As the Senate Judiciary Committee prepares to vote Tuesday on her bid, pro-life Sen. Jon Kyl of Arizona, the number two Republican on the panel, became the first GOP lawmaker on the committee to say he would oppose her.

"I remain unconvinced that Judge Sotomayor believes judges should set aside biases, including those based on race and gender, and render the law impartially and neutrally," Kyl said.

"Her answers answered nothing," Kyl said about her contention she wouldn’t be an activist judge once confirmed.

So far, only four other Republicans — Olympia Snowe and Susan Collins of Maine, Richard Lugar of Indiana and Mel Martinez of Florida — have announced they will vote for Sotomayor.

Ten Republicans, including Minority Leader Mitch McConnell of Kentucky have said they will vote against the nomination.

Yesterday, leading pro-abortion group NARAL endorsed Sotomayor citing her comments during the confirmation hearings that she supports Roe v.
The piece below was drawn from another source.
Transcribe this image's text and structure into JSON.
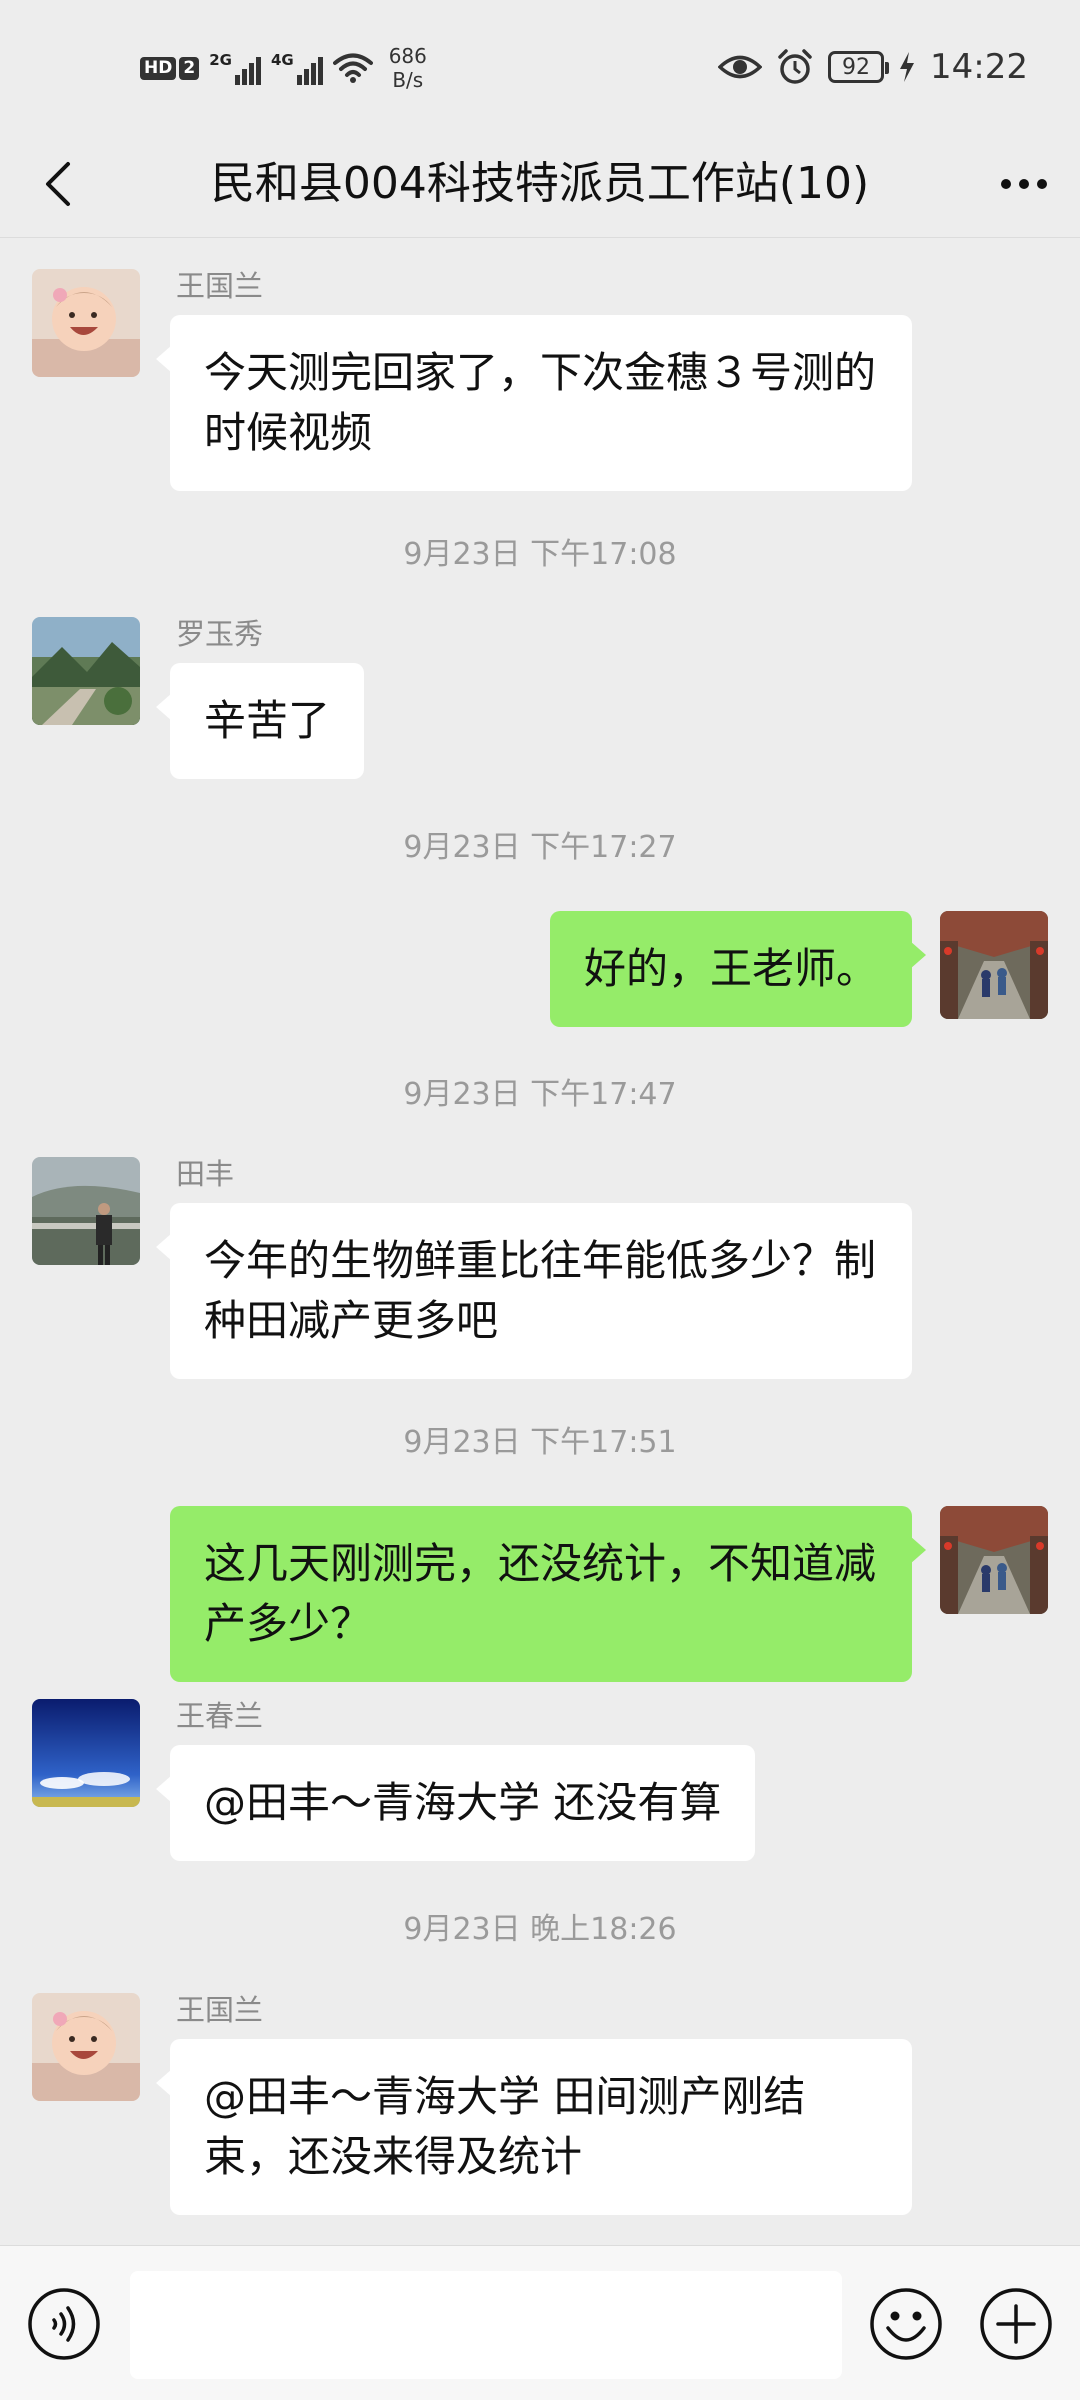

Wade and that Obama promised pro-abortion judges during the presidential election.

Sotomayor has come under opposition from most pro-life groups because of all of the evidence showing she would likely support abortion on the high court.

They also point to her involvement in a pro-abortion group that repeatedly called on the Supreme Court to allow all abortions paid for at taxpayer expense.

Last month, Sotomayor made a comment during a meeting with one senator that also sent shockwaves throughout the pro-life community.

Senator Jim DeMint, a pro-life Republican from South Carolina, says he had a "good meeting" with the appeals court judge, but he came away with a telling comment.

"When I asked if an unborn child has any rights whatsoever, I was surprised that she said she had never thought about it," he said. "This is not just a question about abortion, but about respect due to human life at all stages — and I hope this is cleared up in her hearings."

Sotomayor has also come under fire for saying she regretted the adoption of a Congressional bill that prevented the Legal Services Corporation from spending taxpayer funds litigating in favor of abortion.

Two key pro-abortion senators have also said they think she will uphold unlimited abortions if confirmed to the high court.

Roe v. Wade, handed down in 1973 along with Doe v. Bolton, allowed abortions throughout pregnancy for virtually any reason and has resulted in more than 50 million abortions since then.